2. “Last of the Zetacene” by James Kettle
On spaceport Stage Three, a group of rich criminals play a high-stakes game for the rarest prizes. The Doctor stumbles onto the scene and, along with recently-unemployed Nel, attempts to hoodwink the crooked Selo and her gang in order to save the last of the Zetacene swine. It soon transpires, however, that the Zetacene may be more than just an animal, and that it has its own plans for its captors…
Last of the Zetacene is a fast-paced, exciting story full of strange concepts and weird-and-wonderful characters. It’s not quite like a Russell T Davies future-set story, eschewing the focus on humanity in favour of building a new society, but it has the same spark and sense of fun, meaning this feels like the kind of story that could definitely have been broadcast as part of the 2005 series of Doctor Who.
The guest cast is led by Alice Feetham as the plucky Nel, who fills the companion role for this story. While her character isn’t hugely well-developed, she’s well-performed and works well alongside the Ninth Doctor. Maureen O’Brien also appears here as the villainous Selo, and gives an impressively different performance to her usual turn as First Doctor companion Vicki, while Martyn Ellis gives a wonderful scenery-chewing performance as self-described scent collector the Rotter.
Overall, Last of the Zetacene is a fun and sometimes thought-provoking story, though it’s one that could definitely have done with another draft. It doesn’t really feel like it’s about anything, which is odd considering the comparison between the last of the Zetacene and the Doctor, the last of the Time Lords, is ripe for exploration. For what it is, though, this is a strong story.
3. “Break the Ice” by Tim Foley
On a chilly space station whose scientists are experimenting with cryogenics, an ancient and powerful force awakens. Joining with scientist Lennie Fisk, the Doctor must do battle with Jack Frost, the last of the Winter Gods. Can the Doctor defeat this frigid foe and save Lennie in time for Christmas Day?
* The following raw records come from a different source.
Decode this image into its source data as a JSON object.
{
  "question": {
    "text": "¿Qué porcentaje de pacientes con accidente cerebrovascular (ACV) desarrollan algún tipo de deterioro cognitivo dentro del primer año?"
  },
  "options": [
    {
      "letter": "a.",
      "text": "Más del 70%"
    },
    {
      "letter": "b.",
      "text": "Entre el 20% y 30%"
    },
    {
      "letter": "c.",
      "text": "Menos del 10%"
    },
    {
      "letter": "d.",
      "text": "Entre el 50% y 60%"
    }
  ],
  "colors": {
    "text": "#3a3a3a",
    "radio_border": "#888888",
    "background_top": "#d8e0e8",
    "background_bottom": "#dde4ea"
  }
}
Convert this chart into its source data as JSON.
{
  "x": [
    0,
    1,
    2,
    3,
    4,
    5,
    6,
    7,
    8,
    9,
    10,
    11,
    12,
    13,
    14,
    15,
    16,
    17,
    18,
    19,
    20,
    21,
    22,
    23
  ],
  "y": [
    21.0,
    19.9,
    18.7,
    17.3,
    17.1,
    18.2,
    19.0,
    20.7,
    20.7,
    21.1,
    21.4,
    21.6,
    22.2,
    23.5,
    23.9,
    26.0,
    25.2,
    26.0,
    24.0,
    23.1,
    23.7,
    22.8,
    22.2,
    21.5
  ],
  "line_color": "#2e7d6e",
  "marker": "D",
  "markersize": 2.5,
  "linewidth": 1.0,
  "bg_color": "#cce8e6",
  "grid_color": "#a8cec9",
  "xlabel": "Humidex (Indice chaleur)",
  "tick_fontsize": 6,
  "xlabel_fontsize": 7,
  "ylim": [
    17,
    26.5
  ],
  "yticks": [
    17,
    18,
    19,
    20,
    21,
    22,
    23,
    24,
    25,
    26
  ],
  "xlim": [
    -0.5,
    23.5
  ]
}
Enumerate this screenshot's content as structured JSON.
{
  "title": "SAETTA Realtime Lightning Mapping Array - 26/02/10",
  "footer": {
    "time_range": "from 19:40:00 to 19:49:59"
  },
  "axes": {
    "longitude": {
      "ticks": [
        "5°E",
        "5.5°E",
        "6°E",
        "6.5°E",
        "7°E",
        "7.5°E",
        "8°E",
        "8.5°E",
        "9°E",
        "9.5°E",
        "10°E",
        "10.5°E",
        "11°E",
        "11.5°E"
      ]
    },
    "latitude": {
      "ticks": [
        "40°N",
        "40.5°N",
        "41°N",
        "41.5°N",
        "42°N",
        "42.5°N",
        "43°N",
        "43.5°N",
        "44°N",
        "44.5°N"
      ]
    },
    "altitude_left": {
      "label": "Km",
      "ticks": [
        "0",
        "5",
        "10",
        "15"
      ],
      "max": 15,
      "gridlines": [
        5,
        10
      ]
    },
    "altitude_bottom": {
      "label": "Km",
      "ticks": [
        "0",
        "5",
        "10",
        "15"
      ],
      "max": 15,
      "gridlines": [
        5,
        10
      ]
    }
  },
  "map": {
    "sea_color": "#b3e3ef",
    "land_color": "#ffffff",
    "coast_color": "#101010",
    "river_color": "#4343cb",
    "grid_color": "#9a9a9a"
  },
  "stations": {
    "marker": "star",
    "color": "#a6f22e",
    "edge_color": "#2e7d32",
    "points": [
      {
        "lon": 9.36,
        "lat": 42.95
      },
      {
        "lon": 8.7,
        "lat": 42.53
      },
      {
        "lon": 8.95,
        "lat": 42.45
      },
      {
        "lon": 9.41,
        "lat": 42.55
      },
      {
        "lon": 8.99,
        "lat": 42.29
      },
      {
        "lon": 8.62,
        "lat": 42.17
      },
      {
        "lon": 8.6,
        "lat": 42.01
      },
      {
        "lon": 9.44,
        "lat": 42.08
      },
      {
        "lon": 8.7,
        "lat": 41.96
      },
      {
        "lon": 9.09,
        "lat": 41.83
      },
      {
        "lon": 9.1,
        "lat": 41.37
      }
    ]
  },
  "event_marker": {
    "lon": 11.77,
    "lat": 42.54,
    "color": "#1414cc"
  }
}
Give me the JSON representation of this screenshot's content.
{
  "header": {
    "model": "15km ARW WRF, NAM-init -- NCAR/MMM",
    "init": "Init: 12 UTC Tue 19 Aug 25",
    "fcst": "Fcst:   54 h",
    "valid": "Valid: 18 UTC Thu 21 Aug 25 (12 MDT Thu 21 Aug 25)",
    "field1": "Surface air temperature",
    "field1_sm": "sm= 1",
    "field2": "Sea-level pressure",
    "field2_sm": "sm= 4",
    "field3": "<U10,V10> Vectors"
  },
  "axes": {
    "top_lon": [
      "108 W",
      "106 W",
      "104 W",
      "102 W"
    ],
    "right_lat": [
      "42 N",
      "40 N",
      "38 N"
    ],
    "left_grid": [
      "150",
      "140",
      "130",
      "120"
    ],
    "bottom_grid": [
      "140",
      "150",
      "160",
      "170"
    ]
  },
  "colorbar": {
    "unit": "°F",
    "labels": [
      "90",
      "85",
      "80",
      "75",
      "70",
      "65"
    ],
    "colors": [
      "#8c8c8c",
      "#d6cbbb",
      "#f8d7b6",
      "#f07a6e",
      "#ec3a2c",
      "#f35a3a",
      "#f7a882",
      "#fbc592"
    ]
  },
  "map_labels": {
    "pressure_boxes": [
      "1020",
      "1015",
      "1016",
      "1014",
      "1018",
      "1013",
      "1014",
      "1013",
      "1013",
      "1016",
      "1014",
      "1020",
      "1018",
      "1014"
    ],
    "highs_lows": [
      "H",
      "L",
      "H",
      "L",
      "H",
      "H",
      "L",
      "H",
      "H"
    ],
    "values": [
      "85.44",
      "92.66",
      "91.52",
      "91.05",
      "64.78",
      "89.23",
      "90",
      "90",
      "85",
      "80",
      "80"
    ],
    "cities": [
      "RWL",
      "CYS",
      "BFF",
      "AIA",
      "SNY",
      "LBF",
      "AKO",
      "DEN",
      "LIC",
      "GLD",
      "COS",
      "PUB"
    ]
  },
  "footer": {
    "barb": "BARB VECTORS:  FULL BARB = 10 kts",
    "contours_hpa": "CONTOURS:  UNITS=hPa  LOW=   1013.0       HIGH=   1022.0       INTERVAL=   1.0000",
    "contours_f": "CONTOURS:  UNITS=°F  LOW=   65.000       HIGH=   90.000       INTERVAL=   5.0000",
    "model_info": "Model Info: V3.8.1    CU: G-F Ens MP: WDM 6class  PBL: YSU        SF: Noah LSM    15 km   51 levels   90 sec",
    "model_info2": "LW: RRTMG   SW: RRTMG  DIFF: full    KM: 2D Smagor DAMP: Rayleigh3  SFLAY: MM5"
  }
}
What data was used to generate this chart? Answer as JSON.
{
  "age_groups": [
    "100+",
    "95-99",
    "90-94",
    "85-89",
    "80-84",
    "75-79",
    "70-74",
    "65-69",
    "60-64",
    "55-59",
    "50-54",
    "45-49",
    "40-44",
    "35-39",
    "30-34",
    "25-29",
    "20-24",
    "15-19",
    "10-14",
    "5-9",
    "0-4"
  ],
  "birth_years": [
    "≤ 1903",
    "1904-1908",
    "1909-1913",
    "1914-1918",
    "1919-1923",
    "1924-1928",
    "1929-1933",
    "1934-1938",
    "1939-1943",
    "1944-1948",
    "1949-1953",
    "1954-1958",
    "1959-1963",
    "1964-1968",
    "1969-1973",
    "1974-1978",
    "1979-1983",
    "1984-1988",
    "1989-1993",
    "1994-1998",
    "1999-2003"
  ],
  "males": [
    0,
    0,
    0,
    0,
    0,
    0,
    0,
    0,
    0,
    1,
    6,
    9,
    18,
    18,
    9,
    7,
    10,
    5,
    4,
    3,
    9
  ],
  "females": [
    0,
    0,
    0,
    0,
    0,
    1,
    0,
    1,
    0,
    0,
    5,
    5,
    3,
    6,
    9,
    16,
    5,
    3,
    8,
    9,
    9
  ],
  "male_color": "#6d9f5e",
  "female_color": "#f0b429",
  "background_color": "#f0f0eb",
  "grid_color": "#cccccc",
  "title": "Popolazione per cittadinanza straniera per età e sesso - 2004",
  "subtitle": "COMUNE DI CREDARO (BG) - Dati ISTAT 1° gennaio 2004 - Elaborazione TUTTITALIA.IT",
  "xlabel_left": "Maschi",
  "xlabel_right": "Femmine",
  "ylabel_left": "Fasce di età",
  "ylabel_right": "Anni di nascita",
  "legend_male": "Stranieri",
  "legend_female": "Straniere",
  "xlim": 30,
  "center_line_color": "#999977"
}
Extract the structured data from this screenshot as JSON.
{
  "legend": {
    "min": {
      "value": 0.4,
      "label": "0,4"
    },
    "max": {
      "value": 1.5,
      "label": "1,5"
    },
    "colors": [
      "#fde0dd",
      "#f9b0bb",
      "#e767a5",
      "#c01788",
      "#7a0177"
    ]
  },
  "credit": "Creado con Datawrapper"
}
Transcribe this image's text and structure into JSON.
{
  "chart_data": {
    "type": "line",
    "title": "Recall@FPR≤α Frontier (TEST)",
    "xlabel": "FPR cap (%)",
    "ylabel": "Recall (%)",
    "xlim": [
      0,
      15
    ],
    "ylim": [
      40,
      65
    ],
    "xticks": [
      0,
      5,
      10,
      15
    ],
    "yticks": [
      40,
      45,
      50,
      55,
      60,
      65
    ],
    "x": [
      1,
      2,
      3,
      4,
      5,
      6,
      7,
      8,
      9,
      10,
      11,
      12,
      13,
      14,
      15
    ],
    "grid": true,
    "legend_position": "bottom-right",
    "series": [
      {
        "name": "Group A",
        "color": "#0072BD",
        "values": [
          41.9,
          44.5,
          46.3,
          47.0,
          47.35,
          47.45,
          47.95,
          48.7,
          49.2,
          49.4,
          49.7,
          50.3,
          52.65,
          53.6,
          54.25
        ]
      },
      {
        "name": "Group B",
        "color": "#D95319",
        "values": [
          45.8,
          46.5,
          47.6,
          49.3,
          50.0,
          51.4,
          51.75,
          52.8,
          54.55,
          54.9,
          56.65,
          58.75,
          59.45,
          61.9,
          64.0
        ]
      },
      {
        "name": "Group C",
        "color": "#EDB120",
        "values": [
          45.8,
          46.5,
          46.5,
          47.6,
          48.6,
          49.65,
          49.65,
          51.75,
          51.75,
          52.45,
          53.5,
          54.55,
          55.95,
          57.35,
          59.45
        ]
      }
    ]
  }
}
Break the Ice is a fairly traditional base-under-siege story elevated by a strong villain and a great companion figure in Lennie. The plot and its structure is pretty standard, with nothing hugely groundbreaking taking place, but Tim Foley‘s worldbuilding, both with regard to the villainous Jack Frost and the time and place in which the story take place, is well-done and creative.
Christopher Eccleston is joined here by Thalissa Teixeira, who gives a pleasingly understated performance as Lennie Fisk. She shares some great chemistry with Eccleston, while Foley gives her the kind of subtle but highly effective character arc that consistently makes his scripts so good. Meanwhile, Pip Torrens is chilling (pun intended) as villain Jack Frost, an interesting new creation who doesn’t get quite as much air time as I’d like, but who I would definitely love to hear more from in the future. And, judging by the post-credits sequence, it seems that wish may well come true…
Overall, Break the Ice is probably the least effective story in Into the Stars, but it’s still a strong script, which is a testament to Foley’s writing and the efforts of the cast. An effective conclusion to the set.
Into the Stars continues the successful trend set by previous Ninth Doctor Adventures boxsets, consisting of three strong stories teeming with great ideas and effective side characters. None of the stories here are particularly high-concept, but they have some excellent worldbuilding and the entire cast is on top form throughout. Add to that Howard Carter and Iain Meadows‘ impressive sound design and music, and Into the Stars is one of the highlights of Big Finish‘s output so far this year. Highly recommended.